Recommendation: Add a robustness/inference component: within each stratum, use bootstrap DEA (e.g., Simar–Wilson style) or at minimum resampling-based confidence intervals for mean/median efficiency and bias-corrected scores. Complement with stability checks: trimming/winsorizing extreme DMUs, excluding very small $\text{Cycle\_Count}$, comparing DEA vs FDH. In Sec. 3.4.1, either provide uncertainty intervals for year comparisons or explicitly label the temporal analysis as purely descriptive and avoid inferential wording.
-
Positioning, novelty, and implications are underdeveloped, and the manuscript lacks substantive engagement with prior DEA-in-health/ART efficiency literature; practical meaning of $\theta \approx 0.25$ is not concretely interpreted (Sec. 1–2, Sec. 3.6, Sec. 4.2–4.3). This also heightens the risk that readers treat the results as clinic ‘rankings’ rather than conditional benchmarks with major limitations.
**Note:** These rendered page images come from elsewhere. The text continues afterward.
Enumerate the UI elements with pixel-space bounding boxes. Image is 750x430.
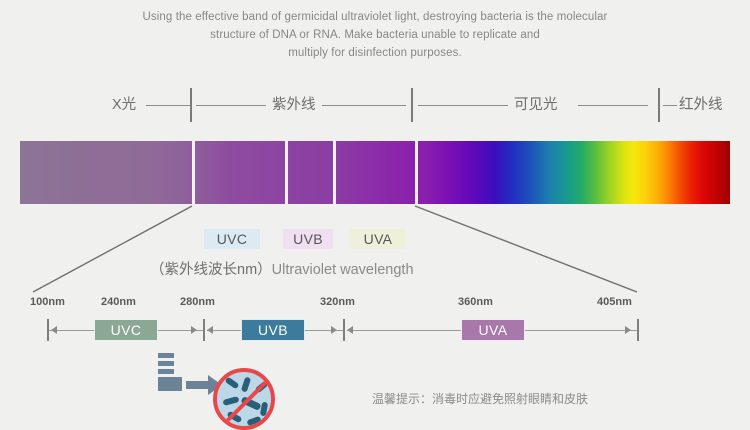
nm-label-100: 100nm (30, 296, 65, 308)
arrow-right-280 (191, 326, 197, 334)
nm-label-240: 240nm (101, 296, 136, 308)
header-line-3: multiply for disinfection purposes. (0, 44, 750, 62)
axis-band-uvb: UVB (241, 319, 305, 341)
axis-band-uvc: UVC (94, 319, 158, 341)
germ-shape (246, 416, 261, 426)
caption-english: Ultraviolet wavelength (272, 262, 414, 278)
rule-vis-left (418, 105, 508, 106)
badge-uvb: UVB (283, 229, 333, 249)
band-label-xray: X光 (112, 92, 136, 118)
connector-right (415, 206, 637, 292)
arrow-left-320 (347, 326, 353, 334)
rule-uv-left (196, 105, 266, 106)
arrow-left-280 (207, 326, 213, 334)
rule-ir (663, 105, 677, 106)
arrow-right-320 (331, 326, 337, 334)
connector-left (33, 206, 192, 292)
axis-seg-5 (347, 330, 461, 331)
rule-uv-right (322, 105, 406, 106)
header-line-2: structure of DNA or RNA. Make bacteria u… (0, 26, 750, 44)
spectrum-divider-4 (415, 141, 418, 204)
bottom-tip-text: 温馨提示：消毒时应避免照射眼睛和皮肤 (372, 390, 588, 407)
rule-xray (146, 105, 190, 106)
header-line-1: Using the effective band of germicidal u… (0, 8, 750, 26)
arrow-right-405 (625, 326, 631, 334)
spectrum-divider-1 (192, 141, 195, 204)
no-bacteria-icon (213, 368, 275, 430)
nm-label-360: 360nm (458, 296, 493, 308)
axis-seg-4 (305, 330, 343, 331)
badge-uva: UVA (350, 229, 406, 249)
spectrum-divider-3 (333, 141, 336, 204)
band-divider-1 (190, 88, 192, 122)
uv-spectrum-infographic: Using the effective band of germicidal u… (0, 0, 750, 402)
germ-shape (222, 396, 239, 406)
nm-label-405: 405nm (597, 296, 632, 308)
band-label-infrared: 红外线 (679, 92, 723, 118)
badge-uvc: UVC (204, 229, 260, 249)
germ-shape (241, 376, 251, 392)
header-description: Using the effective band of germicidal u… (0, 8, 750, 62)
spectrum-band-label-row: X光 紫外线 可见光 红外线 (0, 92, 750, 130)
arrow-left-100 (51, 326, 57, 334)
germ-shape (225, 377, 240, 390)
spectrum-gradient (20, 141, 730, 204)
wavelength-caption: （紫外线波长nm）Ultraviolet wavelength (150, 258, 414, 279)
nm-label-320: 320nm (320, 296, 355, 308)
band-label-uv: 紫外线 (272, 92, 316, 118)
axis-tick-320 (343, 319, 345, 341)
axis-tick-280 (203, 319, 205, 341)
band-label-visible: 可见光 (514, 92, 558, 118)
axis-tick-100 (47, 319, 49, 341)
band-divider-2 (411, 88, 413, 122)
spectrum-divider-2 (285, 141, 288, 204)
rule-vis-right (578, 105, 648, 106)
spectrum-bar-container (20, 141, 730, 204)
band-divider-3 (658, 88, 660, 122)
uv-intensity-bars-icon (158, 353, 182, 394)
axis-band-uva: UVA (461, 319, 525, 341)
germ-shape (260, 402, 268, 417)
caption-chinese: （紫外线波长nm） (150, 262, 272, 278)
nm-label-280: 280nm (180, 296, 215, 308)
axis-tick-405 (637, 319, 639, 341)
axis-seg-6 (525, 330, 637, 331)
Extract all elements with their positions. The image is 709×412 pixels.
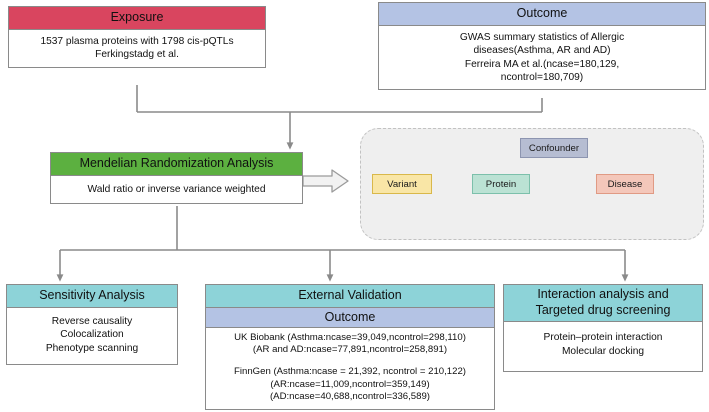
external-validation-box: External Validation Outcome UK Biobank (…	[205, 284, 495, 410]
interaction-analysis-box: Interaction analysis and Targeted drug s…	[503, 284, 703, 372]
mr-header: Mendelian Randomization Analysis	[51, 153, 302, 176]
mr-line-1: Wald ratio or inverse variance weighted	[55, 183, 298, 196]
external-line-2: (AR and AD:ncase=77,891,ncontrol=258,891…	[208, 344, 492, 357]
external-line-6: (AD:ncase=40,688,ncontrol=336,589)	[208, 391, 492, 404]
external-validation-subheader: Outcome	[206, 308, 494, 328]
outcome-body: GWAS summary statistics of Allergic dise…	[379, 26, 705, 90]
interaction-line-2: Molecular docking	[508, 345, 698, 358]
outcome-header: Outcome	[379, 3, 705, 26]
exposure-line-1: 1537 plasma proteins with 1798 cis-pQTLs	[13, 35, 261, 48]
outcome-line-1: GWAS summary statistics of Allergic	[383, 31, 701, 44]
external-validation-body: UK Biobank (Asthma:ncase=39,049,ncontrol…	[206, 328, 494, 409]
external-line-4: FinnGen (Asthma:ncase = 21,392, ncontrol…	[208, 366, 492, 379]
sensitivity-body: Reverse causality Colocalization Phenoty…	[7, 308, 177, 364]
interaction-header-line-2: Targeted drug screening	[506, 303, 700, 319]
exposure-body: 1537 plasma proteins with 1798 cis-pQTLs…	[9, 30, 265, 67]
outcome-line-2: diseases(Asthma, AR and AD)	[383, 44, 701, 57]
exposure-line-2: Ferkingstadg et al.	[13, 48, 261, 61]
node-disease: Disease	[596, 174, 654, 194]
interaction-header-line-1: Interaction analysis and	[506, 287, 700, 303]
exposure-box: Exposure 1537 plasma proteins with 1798 …	[8, 6, 266, 68]
external-validation-header: External Validation	[206, 285, 494, 308]
external-line-spacer	[208, 357, 492, 366]
node-variant: Variant	[372, 174, 432, 194]
sensitivity-analysis-box: Sensitivity Analysis Reverse causality C…	[6, 284, 178, 365]
interaction-line-1: Protein–protein interaction	[508, 331, 698, 344]
figure-canvas: Variant Protein Disease Confounder Expos…	[0, 0, 709, 412]
sensitivity-line-3: Phenotype scanning	[11, 342, 173, 355]
exposure-header: Exposure	[9, 7, 265, 30]
sensitivity-line-1: Reverse causality	[11, 315, 173, 328]
outcome-box: Outcome GWAS summary statistics of Aller…	[378, 2, 706, 90]
block-arrow-icon	[303, 170, 348, 192]
outcome-line-4: ncontrol=180,709)	[383, 71, 701, 84]
sensitivity-header: Sensitivity Analysis	[7, 285, 177, 308]
node-confounder: Confounder	[520, 138, 588, 158]
node-protein: Protein	[472, 174, 530, 194]
interaction-header: Interaction analysis and Targeted drug s…	[504, 285, 702, 322]
sensitivity-line-2: Colocalization	[11, 328, 173, 341]
external-line-1: UK Biobank (Asthma:ncase=39,049,ncontrol…	[208, 332, 492, 345]
external-line-5: (AR:ncase=11,009,ncontrol=359,149)	[208, 379, 492, 392]
interaction-body: Protein–protein interaction Molecular do…	[504, 322, 702, 371]
mr-body: Wald ratio or inverse variance weighted	[51, 176, 302, 203]
outcome-line-3: Ferreira MA et al.(ncase=180,129,	[383, 58, 701, 71]
mendelian-randomization-box: Mendelian Randomization Analysis Wald ra…	[50, 152, 303, 204]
Recommendation: Add a Related Work subsection (Sec. 1.1 or Sec. 2.x) summarizing DEA applications in health care and any ART/fertility clinic benchmarking, including typical input/output choices and risk-adjustment practices. Near the end of Sec. 1, state clear research questions and contributions. In Sec. 3.6 and Sec. 4.3, translate efficiency scores into concrete DEA interpretations (input contraction under input orientation; output expansion under output orientation if added), provide at least one worked example with peer/reference sets, and add a dedicated Ethical/Policy Considerations paragraph cautioning against simplistic rankings and noting missing safety/equity/patient-centered outcomes.
-
Reproducibility and readability are impaired by reliance on internal file paths for key results and by missing/unclear data/code availability information (Sec. 3.1–3.5, Sec. 2.4).
Recommendation: Replace internal path references (e.g., `data/dea_analysis_results/...`) with numbered tables/figures in the paper or appendices, and include key numeric summaries directly in Sec. 3 (e.g., quartiles of $\theta$, zero-output shares, frontier counts). Add a Data and Code Availability statement (end of Sec. 2 or in Sec. 4) describing what can be shared, with a public repository link and enough documentation to rerun the pipeline (including versions, solver method/options, and data-processing scripts).